The minor league data will have to have some human involvement here making sure the data being looked at makes sense. If we are looking at runs allowed, we would not want to look at total strikeouts because those in the minor longer would have more. Instead the data will need to be in a rate stat like strikeouts per nine innings. For example, major league ERA is the stat that is considered to be important, and when the regression was run, it was shown that high K/9 and low HR/9 and BB/9 are the minor league stats that most closely lead to major league success.

With the regression run for all the players, we would know how much error and variance is involved in the final data.

What impact would going to a 4-man rotation have on a Club's bullpen?

If a team would go to a four man rotation, several different pieces of data would need to be collected. The first piece of data I would collect is from the team/coaches on how many pitches the starters would be allowed to throw.

Most of the data on 4 man rotations is from at least 20 years ago when starters went more innings than they currently do. I could look back at these patterns and see what worked then or didn't, but if the team has no plans to have each of their starting pitchers go 130 pitches, the data would be useless. Also, I would need to know how long the relievers would be allowed to pitch on any night and how many days in a row they would be allowed to pitch. Finally, I would need to know when the coaches want to use the relievers, such as the closer will only only be used in a save situation in the ninth innings or someone else will only be used for long relief when needed.

Once the team's limitations are known, I would take the 4 known starters and all the possible starters that could be used when one of the four initial starters gets hurt or their performance is sub par. Using data from (.xml data) imported into an .SQL database, I would find how many innings the starter can go knowing the limited pitch count. If the pitcher was allowed to throw more pitches previously with a 5 man rotation, I would then limit them to the inning when the pitch count was reached. The distance the starter goes, on average, can easily be determined along with the frequency of the distance the starter could go in any game depending on how much they have pitched in previous games.

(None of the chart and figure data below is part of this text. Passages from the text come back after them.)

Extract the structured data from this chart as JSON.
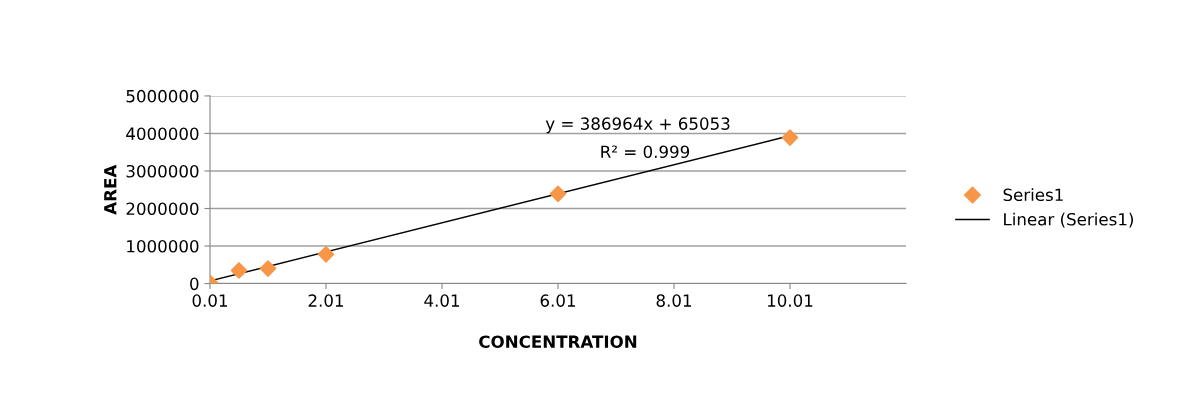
{
  "chart_data": {
    "type": "scatter",
    "xlabel": "CONCENTRATION",
    "ylabel": "AREA",
    "xlim": [
      0.01,
      12.01
    ],
    "xticks": [
      0.01,
      2.01,
      4.01,
      6.01,
      8.01,
      10.01
    ],
    "ylim": [
      0,
      5000000
    ],
    "yticks": [
      0,
      1000000,
      2000000,
      3000000,
      4000000,
      5000000
    ],
    "grid": "y",
    "legend": "right",
    "series": [
      {
        "name": "Series1",
        "marker": "diamond",
        "color": "#f79646",
        "x": [
          0.01,
          0.51,
          1.01,
          2.01,
          6.01,
          10.01
        ],
        "values": [
          20000,
          350000,
          400000,
          780000,
          2390000,
          3890000
        ]
      },
      {
        "name": "Linear (Series1)",
        "type": "line",
        "color": "#000000",
        "x": [
          0.01,
          10.01
        ],
        "values": [
          70000,
          3940000
        ]
      }
    ],
    "annotations": [
      "y = 386964x + 65053",
      "R² = 0.999"
    ]
  }
}
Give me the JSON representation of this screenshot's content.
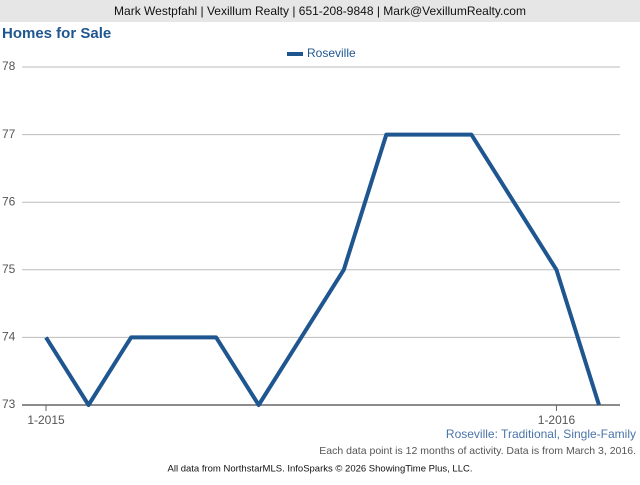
{
  "header": {
    "text": "Mark Westpfahl | Vexillum Realty | 651-208-9848 | Mark@VexillumRealty.com"
  },
  "chart_data": {
    "type": "line",
    "title": "Homes for Sale",
    "categories": [
      "1-2015",
      null,
      null,
      null,
      null,
      null,
      null,
      null,
      null,
      null,
      null,
      null,
      "1-2016",
      null
    ],
    "series": [
      {
        "name": "Roseville",
        "color": "#1f5690",
        "values": [
          74,
          73,
          74,
          74,
          74,
          73,
          74,
          75,
          77,
          77,
          77,
          76,
          75,
          73
        ]
      }
    ],
    "ylim": [
      73,
      78
    ],
    "yticks": [
      73,
      74,
      75,
      76,
      77,
      78
    ],
    "grid": true,
    "legend": "top"
  },
  "footer": {
    "subtitle": "Roseville: Traditional, Single-Family",
    "note": "Each data point is 12 months of activity. Data is from March 3, 2016.",
    "credit": "All data from NorthstarMLS. InfoSparks © 2026 ShowingTime Plus, LLC."
  }
}
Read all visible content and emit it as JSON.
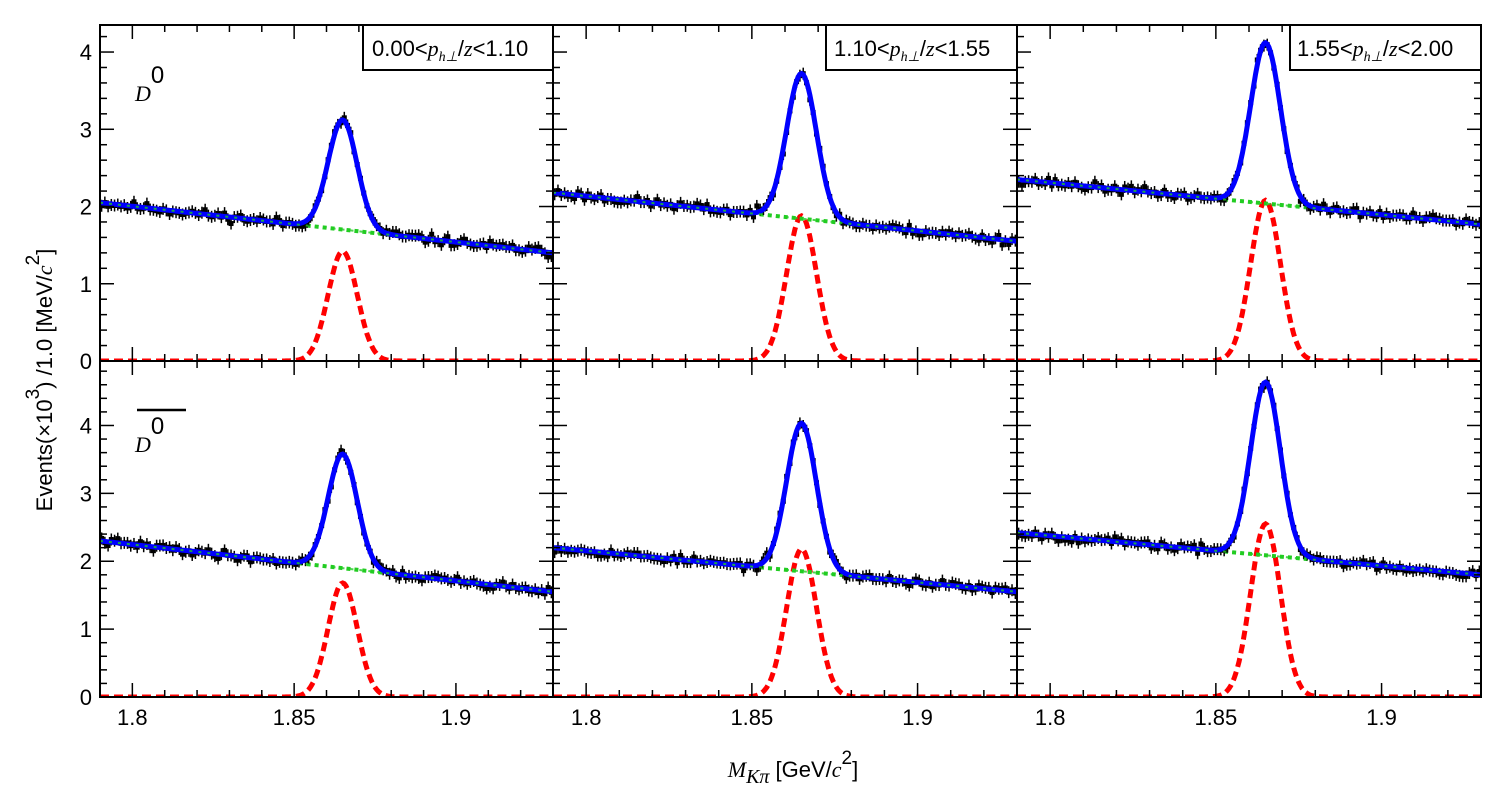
{
  "figure": {
    "y_axis_label": {
      "prefix": "Events(×10",
      "exponent": "3",
      "middle": ") /1.0 [MeV/",
      "c": "c",
      "exp2": "2",
      "suffix": "]"
    },
    "x_axis_label": {
      "M": "M",
      "sub": "Kπ",
      "unit_prefix": " [GeV/",
      "c": "c",
      "exp": "2",
      "suffix": "]"
    },
    "row_labels": [
      {
        "base": "D",
        "sup": "0",
        "overline": false
      },
      {
        "base": "D",
        "sup": "0",
        "overline": true
      }
    ],
    "bin_labels": [
      {
        "low": "0.00<",
        "p": "p",
        "sub": "h⊥",
        "mid": "/",
        "z": "z",
        "high": "<1.10"
      },
      {
        "low": "1.10<",
        "p": "p",
        "sub": "h⊥",
        "mid": "/",
        "z": "z",
        "high": "<1.55"
      },
      {
        "low": "1.55<",
        "p": "p",
        "sub": "h⊥",
        "mid": "/",
        "z": "z",
        "high": "<2.00"
      }
    ],
    "x_ticks": [
      "1.8",
      "1.85",
      "1.9"
    ],
    "y_ticks_top": [
      "0",
      "1",
      "2",
      "3",
      "4"
    ],
    "y_ticks_bottom": [
      "0",
      "1",
      "2",
      "3",
      "4"
    ]
  },
  "colors": {
    "data_points": "#000000",
    "total_fit": "#0000ff",
    "background": "#22cc22",
    "signal": "#ff0000",
    "frame": "#000000"
  },
  "chart_data": [
    {
      "panel": "D0, 0.00<p_h⊥/z<1.10",
      "type": "line",
      "x_range": [
        1.79,
        1.93
      ],
      "y_range": [
        0,
        4.35
      ],
      "signal_peak": 1.42,
      "mean": 1.865,
      "sigma": 0.0045,
      "background_start": 2.05,
      "background_end": 1.4,
      "seed": 11
    },
    {
      "panel": "D0, 1.10<p_h⊥/z<1.55",
      "type": "line",
      "x_range": [
        1.79,
        1.93
      ],
      "y_range": [
        0,
        4.35
      ],
      "signal_peak": 1.88,
      "mean": 1.865,
      "sigma": 0.0045,
      "background_start": 2.18,
      "background_end": 1.55,
      "seed": 23
    },
    {
      "panel": "D0, 1.55<p_h⊥/z<2.00",
      "type": "line",
      "x_range": [
        1.79,
        1.93
      ],
      "y_range": [
        0,
        4.35
      ],
      "signal_peak": 2.08,
      "mean": 1.865,
      "sigma": 0.0045,
      "background_start": 2.35,
      "background_end": 1.77,
      "seed": 37
    },
    {
      "panel": "D0bar, 0.00<p_h⊥/z<1.10",
      "type": "line",
      "x_range": [
        1.79,
        1.93
      ],
      "y_range": [
        0,
        4.95
      ],
      "signal_peak": 1.68,
      "mean": 1.865,
      "sigma": 0.0045,
      "background_start": 2.3,
      "background_end": 1.55,
      "seed": 41
    },
    {
      "panel": "D0bar, 1.10<p_h⊥/z<1.55",
      "type": "line",
      "x_range": [
        1.79,
        1.93
      ],
      "y_range": [
        0,
        4.95
      ],
      "signal_peak": 2.18,
      "mean": 1.865,
      "sigma": 0.0045,
      "background_start": 2.2,
      "background_end": 1.55,
      "seed": 53
    },
    {
      "panel": "D0bar, 1.55<p_h⊥/z<2.00",
      "type": "line",
      "x_range": [
        1.79,
        1.93
      ],
      "y_range": [
        0,
        4.95
      ],
      "signal_peak": 2.55,
      "mean": 1.865,
      "sigma": 0.0045,
      "background_start": 2.42,
      "background_end": 1.8,
      "seed": 67
    }
  ]
}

Next a bullpen usage grid would need to be created for all possible relievers. For example the closer can throw 1 inning two nights in a row, as long as he didn't throw 2 innings the previous day. This could get a little complex, but would be needed fully completed to determined the feasibility of the 4 man rotation.

The process can now be automated by writing a program that would take the starters and the available bullpen and see if the bullpen would be used knowing how usage of the starters and relievers. For example, for the first game the starting pitchers goes 6 innings and three relievers would be needed for inning each to finish the game.

The program at this point could be as simple or complex as need. It would run with just the set number of pitchers or actually calculate in possible injuries. The game's score would added in depending on how far the starting pitcher could go in the game. It would then run several thousand times to look for all possible situations that the bullpen is inadequate.

One possible problem detected would be when the bullpen would not be able to keep up and their usage exceeds that available. The teams currently bullpen only has 1 long reliever, but do to the tendencies of the starting pitchers, there may be case where a 2nd long reliever is needed before the first is fully rested.

Another aspect that could be detected is the the usages of each reliever. If the team is carrying 3 long relievers, but only two are needed, the program would show which are getting under or over utilized.